To help fill this gap, we compared underwater borrowers who received two types of modifications in the federal government's Home Affordable Modification Program (HAMP). Both modification types resulted in identical payment reductions for the first five years. However, one group also received $70,000 in mortgage principal reduction, which translated into increased home equity and substantial long-term payment relief. By comparing borrowers in each of these modification types, we were able to isolate the effects of long-run debt levels holding fixed short-run payments. An important feature of the policy we studied was that borrowers remained underwater even after substantial debt forgiveness.
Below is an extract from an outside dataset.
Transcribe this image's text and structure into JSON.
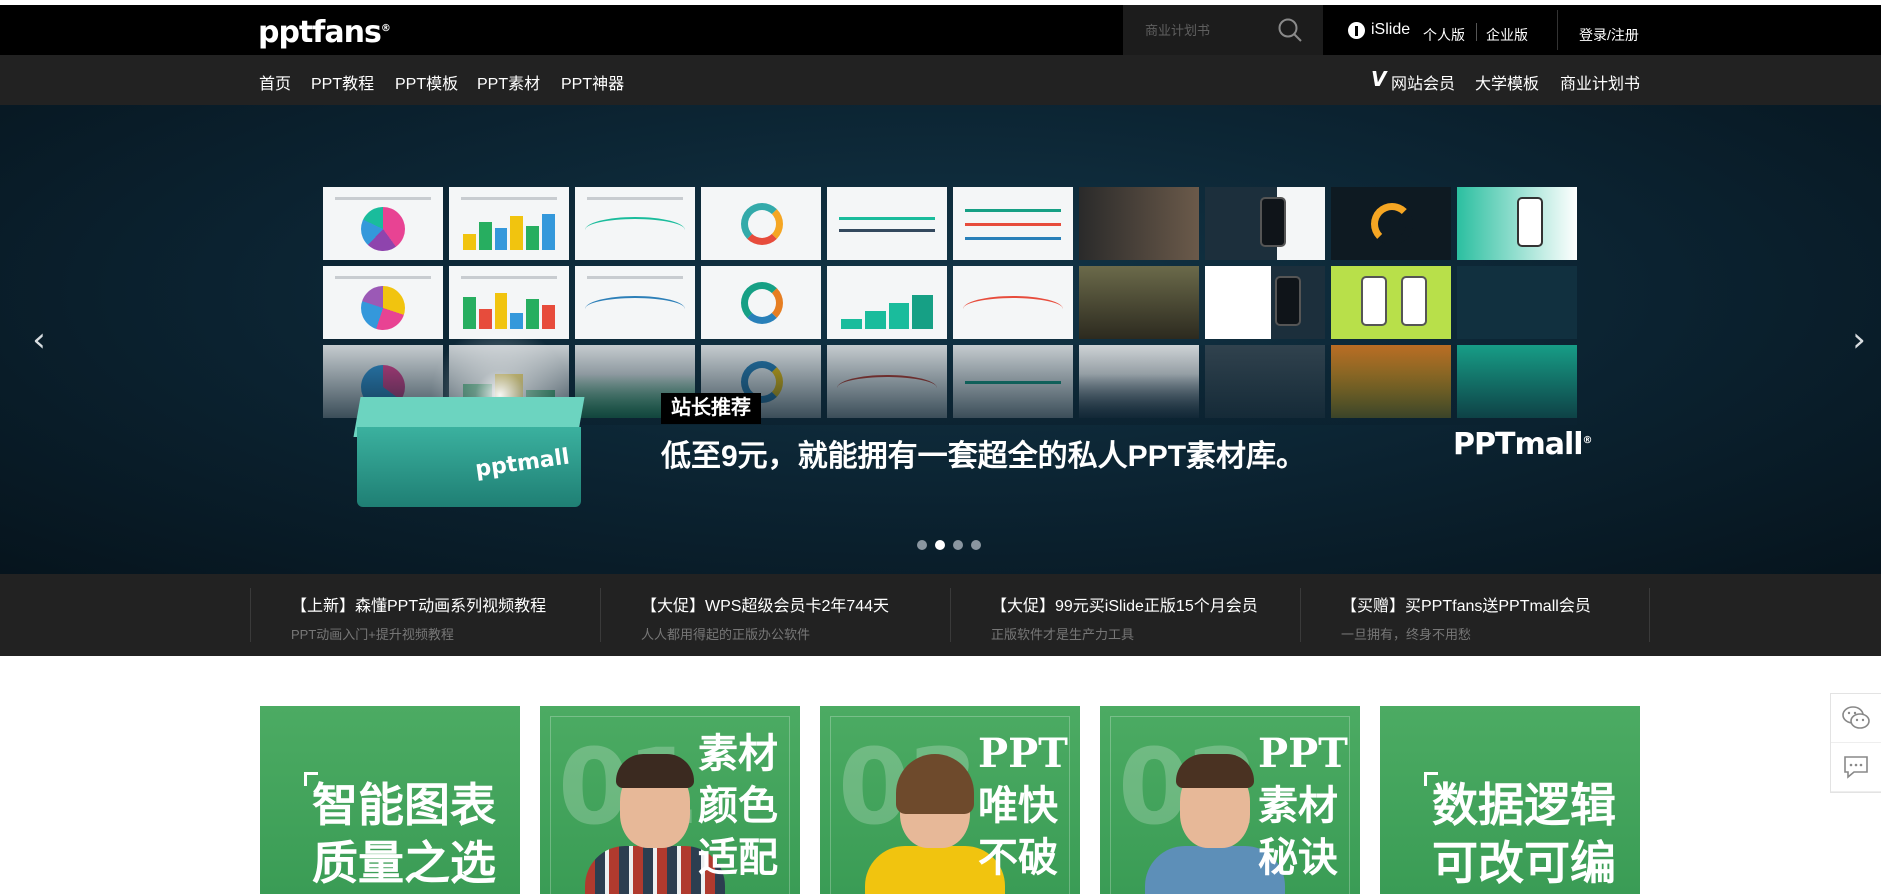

To compare these borrowers, we built two new datasets with information on borrower outcomes and HAMP participation. Our first dataset matched administrative data on HAMP participants to monthly consumer credit bureau records from Transunion. Our second dataset used de-identified data assembled by the JPMorgan Chase Institute (JPMCI) that included mortgage, credit card, and checking account information for borrowers who received HAMP modification from Chase.
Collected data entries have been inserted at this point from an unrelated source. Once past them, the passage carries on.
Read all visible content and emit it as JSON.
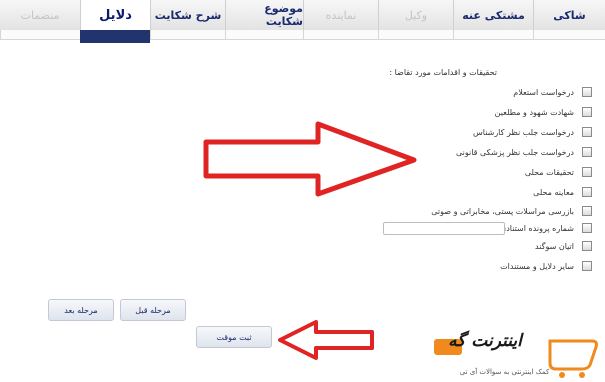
{
  "tabs": [
    {
      "label": "شاکی"
    },
    {
      "label": "مشتکی عنه"
    },
    {
      "label": "وکیل"
    },
    {
      "label": "نماینده"
    },
    {
      "label": "موضوع شکایت"
    },
    {
      "label": "شرح شکایت"
    },
    {
      "label": "دلایل"
    },
    {
      "label": "منضمات"
    }
  ],
  "form": {
    "heading": "تحقیقات و اقدامات مورد تقاضا :",
    "options": [
      {
        "label": "درخواست استعلام"
      },
      {
        "label": "شهادت شهود و مطلعین"
      },
      {
        "label": "درخواست جلب نظر کارشناس"
      },
      {
        "label": "درخواست جلب نظر پزشکی قانونی"
      },
      {
        "label": "تحقیقات محلی"
      },
      {
        "label": "معاینه محلی"
      },
      {
        "label": "بازرسی مراسلات پستی، مخابراتی و صوتی"
      },
      {
        "label": "شماره پرونده استنادی"
      },
      {
        "label": "اتیان سوگند"
      },
      {
        "label": "سایر دلایل و مستندات"
      }
    ]
  },
  "buttons": {
    "prev": "مرحله قبل",
    "next": "مرحله بعد",
    "submit": "ثبت موقت"
  },
  "watermark": {
    "brand": "اینترنت گه",
    "tagline": "کمک اینترنتی به سوالات آی تی"
  },
  "colors": {
    "tab_text": "#1a2a6e",
    "active_bar": "#22346e",
    "arrow_red": "#e02424"
  }
}
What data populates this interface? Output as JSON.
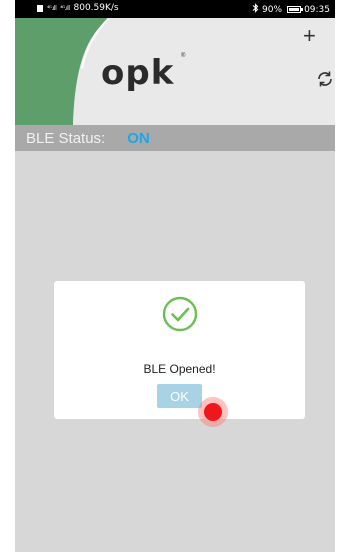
{
  "status_bar": {
    "signal_1": "⁴ᴳ.ıll",
    "signal_2": "⁴ᴳ.ıll",
    "net_speed": "800.59K/s",
    "bluetooth_icon": "bluetooth-icon",
    "battery": "90%",
    "time": "09:35"
  },
  "header": {
    "logo_text": "opk",
    "logo_mark": "®",
    "add_icon": "plus-icon",
    "refresh_icon": "refresh-icon"
  },
  "ble": {
    "label": "BLE Status:",
    "value": "ON"
  },
  "dialog": {
    "icon": "check-circle-icon",
    "message": "BLE Opened!",
    "ok_label": "OK"
  },
  "colors": {
    "accent_blue": "#1ba7e8",
    "header_green": "#5e9e6a",
    "success_green": "#6bbf52",
    "ok_button": "#a8d3e6",
    "tap_red": "#f0171c"
  }
}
Using an empirical strategy called a regression discontinuity design, we found that principal reduction has no effect on default. The analysis exploited a cutoff rule in a model used by mortgage servicers to assign borrowers between the two modification types. While borrowers just above the cutoff were 41 percentage points more likely to receive principal reduction than those just below the cutoff, default rates were smooth at the cutoff, which indicates that principal reduction had little effect on default (Figures 1 and 2). We also estimated that even at the upper bound of our confidence interval, the government spent $800,000 per avoided foreclosure. This is over an order of magnitude greater than estimates of the social cost of foreclosures.

Figure 1.  

Figure 2.  



In the second part of our empirical analysis, we examined the effect of principal reduction on consumption by comparing the monthly spending of the two groups of borrowers over time. We showed that these two groups of borrowers were similar before modification on a broad range of observable characteristics, and that their credit card and auto spending measures were trending similarly in the months before modification. This means that the payment reduction group could be used as a valid counterfactual control group for the principal reduction group.
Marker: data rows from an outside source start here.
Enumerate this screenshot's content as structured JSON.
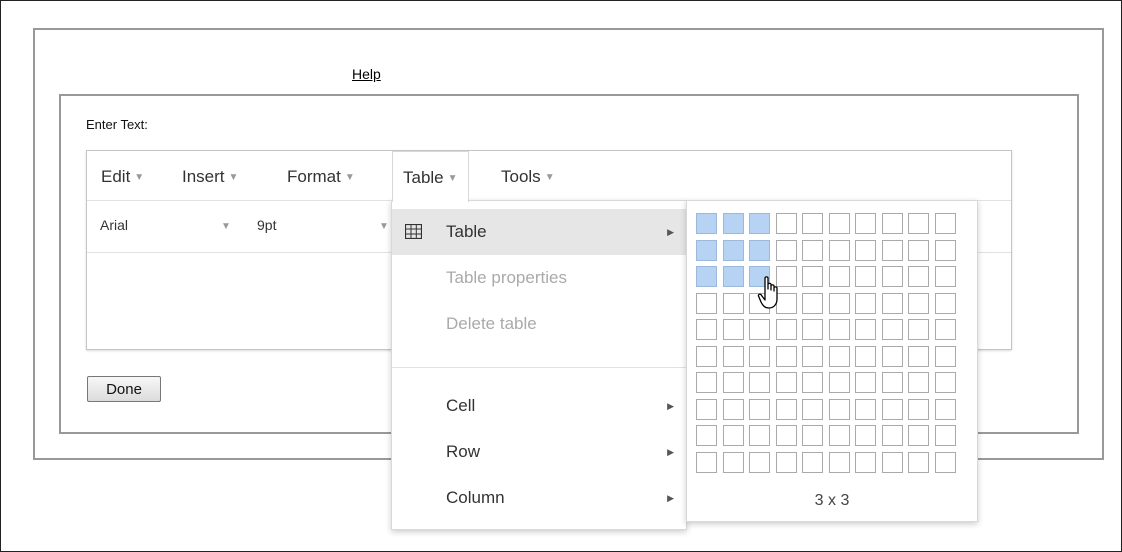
{
  "help": {
    "label": "Help"
  },
  "form": {
    "enter_text_label": "Enter Text:",
    "done_label": "Done"
  },
  "menubar": [
    {
      "label": "Edit",
      "active": false
    },
    {
      "label": "Insert",
      "active": false
    },
    {
      "label": "Format",
      "active": false
    },
    {
      "label": "Table",
      "active": true
    },
    {
      "label": "Tools",
      "active": false
    }
  ],
  "toolbar": {
    "font_family": "Arial",
    "font_size": "9pt"
  },
  "table_menu": {
    "items": [
      {
        "label": "Table",
        "icon": "table-icon",
        "submenu": true,
        "disabled": false,
        "highlighted": true
      },
      {
        "label": "Table properties",
        "submenu": false,
        "disabled": true,
        "highlighted": false
      },
      {
        "label": "Delete table",
        "submenu": false,
        "disabled": true,
        "highlighted": false
      },
      {
        "label": "Cell",
        "submenu": true,
        "disabled": false,
        "highlighted": false
      },
      {
        "label": "Row",
        "submenu": true,
        "disabled": false,
        "highlighted": false
      },
      {
        "label": "Column",
        "submenu": true,
        "disabled": false,
        "highlighted": false
      }
    ]
  },
  "table_grid": {
    "rows": 10,
    "cols": 10,
    "selected_rows": 3,
    "selected_cols": 3,
    "size_label": "3 x 3"
  },
  "colors": {
    "selected_cell": "#b7d3f3",
    "cell_border": "#aaaaaa",
    "highlight": "#e6e6e6"
  }
}
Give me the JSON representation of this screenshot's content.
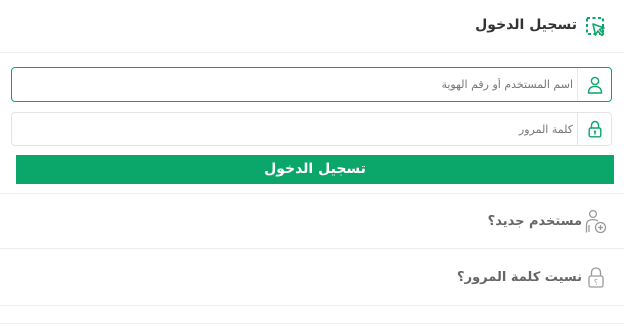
{
  "header": {
    "title": "تسجيل الدخول",
    "icon": "login-cursor-icon"
  },
  "form": {
    "username": {
      "placeholder": "اسم المستخدم أو رقم الهوية",
      "value": "",
      "icon": "user-icon"
    },
    "password": {
      "placeholder": "كلمة المرور",
      "value": "",
      "icon": "lock-icon"
    },
    "submit_label": "تسجيل الدخول"
  },
  "links": {
    "new_user": {
      "label": "مستخدم جديد؟",
      "icon": "add-user-icon"
    },
    "forgot_password": {
      "label": "نسيت كلمة المرور؟",
      "icon": "lock-question-icon"
    }
  },
  "colors": {
    "accent": "#0aa66a",
    "icon": "#9a9a9a",
    "text": "#333333",
    "muted_text": "#666666"
  }
}
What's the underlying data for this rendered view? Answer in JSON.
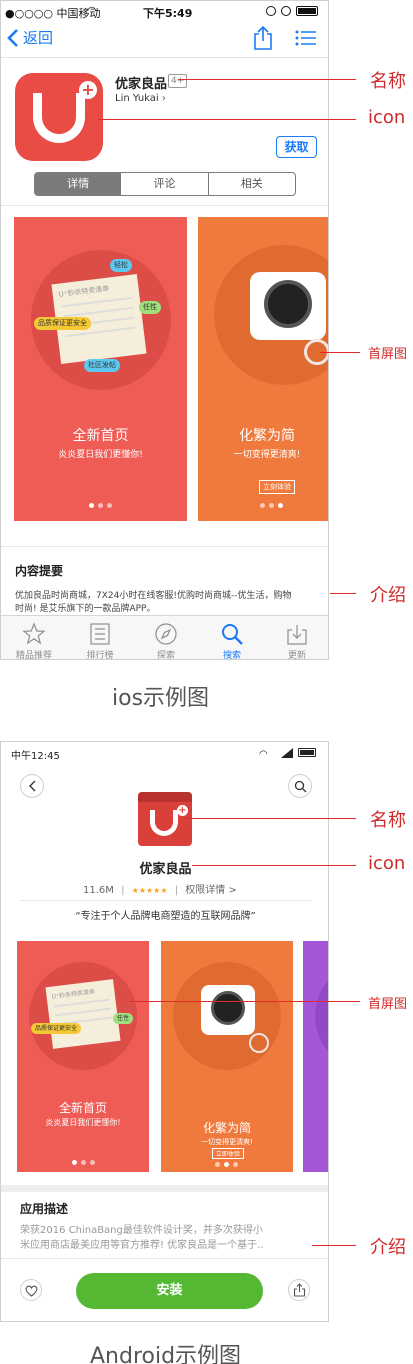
{
  "ios": {
    "status": {
      "carrier": "●○○○○ 中国移动",
      "time": "下午5:49"
    },
    "nav": {
      "back_label": "返回"
    },
    "app": {
      "name": "优家良品",
      "age_rating": "4+",
      "developer": "Lin Yukai",
      "get_label": "获取",
      "icon_letter": "U"
    },
    "segments": [
      "详情",
      "评论",
      "相关"
    ],
    "screenshots": [
      {
        "title": "全新首页",
        "subtitle": "炎炎夏日我们更懂你!",
        "paper_title": "U⁺秒杀特卖清单",
        "chips": [
          "轻松",
          "任性",
          "品质保证更安全",
          "社区发帖"
        ]
      },
      {
        "title": "化繁为简",
        "subtitle": "一切变得更清爽!",
        "button": "立刻体验"
      }
    ],
    "desc": {
      "heading": "内容提要",
      "text1": "优加良品时尚商城，7X24小时在线客服!优购时尚商城--优生活，购物",
      "text2": "时尚! 是艾乐旗下的一款品牌APP。"
    },
    "tabs": [
      {
        "label": "精品推荐",
        "icon": "star-icon"
      },
      {
        "label": "排行榜",
        "icon": "list-icon"
      },
      {
        "label": "探索",
        "icon": "compass-icon"
      },
      {
        "label": "搜索",
        "icon": "search-icon"
      },
      {
        "label": "更新",
        "icon": "download-icon"
      }
    ],
    "active_tab_index": 3
  },
  "android": {
    "status": {
      "time": "中午12:45"
    },
    "app": {
      "name": "优家良品",
      "size": "11.6M",
      "stars": "★★★★★",
      "permissions": "权限详情 >",
      "slogan": "“专注于个人品牌电商塑造的互联网品牌”",
      "icon_letter": "U"
    },
    "screenshots": [
      {
        "title": "全新首页",
        "subtitle": "炎炎夏日我们更懂你!",
        "paper_title": "U⁺秒杀特卖清单",
        "chips": [
          "任性",
          "品质保证更安全"
        ]
      },
      {
        "title": "化繁为简",
        "subtitle": "一切变得更清爽!",
        "button": "立即体验"
      }
    ],
    "desc": {
      "heading": "应用描述",
      "text1": "荣获2016 ChinaBang最佳软件设计奖，并多次获得小",
      "text2": "米应用商店最美应用等官方推荐! 优家良品是一个基于.."
    },
    "install_label": "安装"
  },
  "annotations": {
    "name": "名称",
    "icon": "icon",
    "screenshot": "首屏图",
    "intro": "介绍"
  },
  "captions": {
    "ios": "ios示例图",
    "android": "Android示例图"
  },
  "colors": {
    "ios_blue": "#1a7af8",
    "app_red": "#e94b45",
    "card_red": "#ee5c55",
    "card_orange": "#f07a3e",
    "card_purple": "#a356d8",
    "install_green": "#55b833",
    "annotation_red": "#e12b2b"
  }
}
We found that $70,000 in principal reduction had no significant impact on underwater borrowers' credit card or auto expenditure (Figure 3). Although the spending of both groups stabilized after modification (consistent with the idea that short-term payment reductions helped borrowers), the group that received the additional principal forgiveness showed no differential effect. Rather, we estimated for each $1 of principal reduction received by borrowers, their total spending increased by only 0.2 cents. This is an order of magnitude smaller than the consumption response for average homeowners examined in prior studies, which typically have found spending increases between 4 and 9 cents per $1 of wealth increase.

Figure 3.



The inability of underwater borrowers to borrow against the housing wealth gains from principal reduction may explain why they were far less sensitive to housing wealth changes than borrowers in other economic conditions. Typically, housing wealth gains expand borrowers' credit access--in fact, prior research has found that equity withdrawal through increased borrowing may account for the entire effect of housing wealth on spending between 2002 and 2006. But if homeowners need positive home equity in order to borrow against their house, then principal reduction that still leaves borrowers underwater or nearly underwater will fail to free up collateral that can be used to finance new consumption. This limitation helps explain why policies to lower current mortgage payments were more effective than principal reductions at increasing consumer spending during the Great Recession.